Oleh Pande Mangku Rata
Korupsi sudah lama menjadi penyakit kronis bangsa ini. Ia bukan hanya merugikan keuangan negara, tetapi juga merusak tatanan sosial, politik, dan moral masyarakat. Semua kegaduhan yang kita saksikan hari ini sesungguhnya berakar pada satu masalah utama: korupsi yang menjalar tanpa kendali.
Korupsi yang Menjadi Kebiasaan
Awalnya, praktik korupsi dilakukan oleh segelintir pejabat yang memanfaatkan jabatan untuk keuntungan pribadi. Namun karena tidak tersentuh hukum, bahkan hukum bisa “diatur”, perilaku ini menular ke pejabat lain—baik di eksekutif, legislatif, yudikatif, maupun aparat penegak hukum.
Dalam waktu singkat, korupsi bukan lagi dianggap kejahatan luar biasa, melainkan hal yang “biasa”.
Masyarakat pun tanpa sadar turut melegitimasi dengan istilah yang meremehkan: “uang rokok”, “uang dengar”, “uang pelicin”, “sekadar angpao”. Dari sini korupsi bertransformasi menjadi budaya, bahkan ritual, yang seolah wajib ada dalam setiap kebijakan dan keputusan.
Celah Jadi Rebutan, Konflik Tak Terelakkan
Ketika korupsi telah membudaya, setiap celah pekerjaan bukan lagi dilihat sebagai ruang pengabdian, melainkan peluang. Semakin besar celahnya, semakin keras rebutannya. Di sinilah lahir konflik, gesekan, dan intrik.
Para “pemabuk korupsi” ini saling sikut. Saat kepentingan mereka berbenturan, kekuasaan dimainkan untuk memenangkan agenda pribadi. Demi mengalihkan perhatian, isu digeser: dari kasus tambang, lalu pajak, berganti ke isu DPR berjoget ria, ke polisi yang tak profesional, hingga kerusuhan sosial. Masyarakat pun dibingungkan dengan tumpang tindih informasi, antara fakta dan hoaks.
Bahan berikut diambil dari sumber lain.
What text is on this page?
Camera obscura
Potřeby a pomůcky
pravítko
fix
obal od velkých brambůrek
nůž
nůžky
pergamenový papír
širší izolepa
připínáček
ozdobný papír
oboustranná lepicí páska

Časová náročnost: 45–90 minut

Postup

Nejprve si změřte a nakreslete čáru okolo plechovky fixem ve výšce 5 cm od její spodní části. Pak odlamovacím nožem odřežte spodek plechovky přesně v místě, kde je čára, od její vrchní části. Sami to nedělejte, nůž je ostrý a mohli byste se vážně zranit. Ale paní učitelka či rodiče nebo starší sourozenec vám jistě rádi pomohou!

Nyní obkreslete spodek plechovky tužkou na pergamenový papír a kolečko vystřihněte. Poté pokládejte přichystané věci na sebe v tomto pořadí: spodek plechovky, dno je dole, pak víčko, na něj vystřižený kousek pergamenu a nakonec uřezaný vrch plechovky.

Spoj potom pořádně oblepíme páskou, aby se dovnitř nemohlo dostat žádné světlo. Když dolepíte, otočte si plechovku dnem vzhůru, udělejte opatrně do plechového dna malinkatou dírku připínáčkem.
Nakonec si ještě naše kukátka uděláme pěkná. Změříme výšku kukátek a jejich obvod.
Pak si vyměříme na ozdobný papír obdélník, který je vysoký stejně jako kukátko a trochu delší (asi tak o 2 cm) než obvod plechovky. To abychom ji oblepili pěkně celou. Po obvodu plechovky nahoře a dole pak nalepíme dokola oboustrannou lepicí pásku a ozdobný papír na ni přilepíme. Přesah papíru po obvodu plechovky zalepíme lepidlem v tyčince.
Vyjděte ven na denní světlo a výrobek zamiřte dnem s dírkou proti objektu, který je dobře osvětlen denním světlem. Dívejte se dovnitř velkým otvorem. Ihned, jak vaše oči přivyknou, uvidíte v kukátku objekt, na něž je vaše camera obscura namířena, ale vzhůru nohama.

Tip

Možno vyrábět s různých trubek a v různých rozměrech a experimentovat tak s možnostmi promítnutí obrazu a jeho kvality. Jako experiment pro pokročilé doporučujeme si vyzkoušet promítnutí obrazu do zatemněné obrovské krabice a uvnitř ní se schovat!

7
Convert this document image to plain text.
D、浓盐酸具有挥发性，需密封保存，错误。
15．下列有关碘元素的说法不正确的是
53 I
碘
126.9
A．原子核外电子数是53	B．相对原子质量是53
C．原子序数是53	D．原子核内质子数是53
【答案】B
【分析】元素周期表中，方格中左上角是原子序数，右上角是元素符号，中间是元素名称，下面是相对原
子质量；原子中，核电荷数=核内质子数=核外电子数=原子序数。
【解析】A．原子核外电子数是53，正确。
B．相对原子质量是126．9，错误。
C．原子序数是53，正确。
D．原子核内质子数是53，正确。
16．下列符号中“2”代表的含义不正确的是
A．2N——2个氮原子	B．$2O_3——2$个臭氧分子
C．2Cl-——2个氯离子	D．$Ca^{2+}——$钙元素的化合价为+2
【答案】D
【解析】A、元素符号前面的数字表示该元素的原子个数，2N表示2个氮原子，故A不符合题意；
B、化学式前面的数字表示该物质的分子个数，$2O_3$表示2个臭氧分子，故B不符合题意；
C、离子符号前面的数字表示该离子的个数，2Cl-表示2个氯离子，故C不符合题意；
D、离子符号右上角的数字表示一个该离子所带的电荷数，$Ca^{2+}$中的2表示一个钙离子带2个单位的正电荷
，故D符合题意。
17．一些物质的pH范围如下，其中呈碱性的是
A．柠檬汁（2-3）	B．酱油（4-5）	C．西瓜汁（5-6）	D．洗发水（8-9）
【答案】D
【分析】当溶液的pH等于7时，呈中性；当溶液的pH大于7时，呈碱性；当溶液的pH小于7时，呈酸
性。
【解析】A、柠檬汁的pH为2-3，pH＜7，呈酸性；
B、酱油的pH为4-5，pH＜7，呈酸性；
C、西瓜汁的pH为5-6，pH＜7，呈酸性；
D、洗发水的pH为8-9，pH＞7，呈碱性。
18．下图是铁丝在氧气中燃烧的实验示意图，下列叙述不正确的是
Kegaduhan yang Ditunggangi
Dalam setiap kegaduhan, selalu ada yang mencari panggung. Ada yang menunggangi isu demi kepentingan politik, ada pula yang menjadikannya batu loncatan. Ironisnya, dalam upaya penyelesaian kegaduhan pun masih terbuka peluang baru bagi praktik korupsi dan kolusi.
Maka benarlah, korupsi adalah biang kerok kegaduhan bangsa. Ia akar dari masalah sosial, ekonomi, politik, hingga keamanan.
Jalan Keluar: Pendidikan Anti-Korupsi Sejak Dini
Jika bangsa ini ingin sungguh-sungguh berbenah, pemberantasan korupsi tidak cukup dilakukan dengan penindakan hukum. Perlu revolusi budaya melalui pendidikan. Anti-korupsi harus diajarkan sejak dini, bahkan menjadi bagian kurikulum sekolah. Dengan begitu, generasi penerus bangsa tumbuh dengan karakter integritas, kejujuran, dan tanggung jawab.
Hanya dengan cara itu kita bisa berharap masa depan Indonesia terbebas dari kegaduhan akibat korupsi.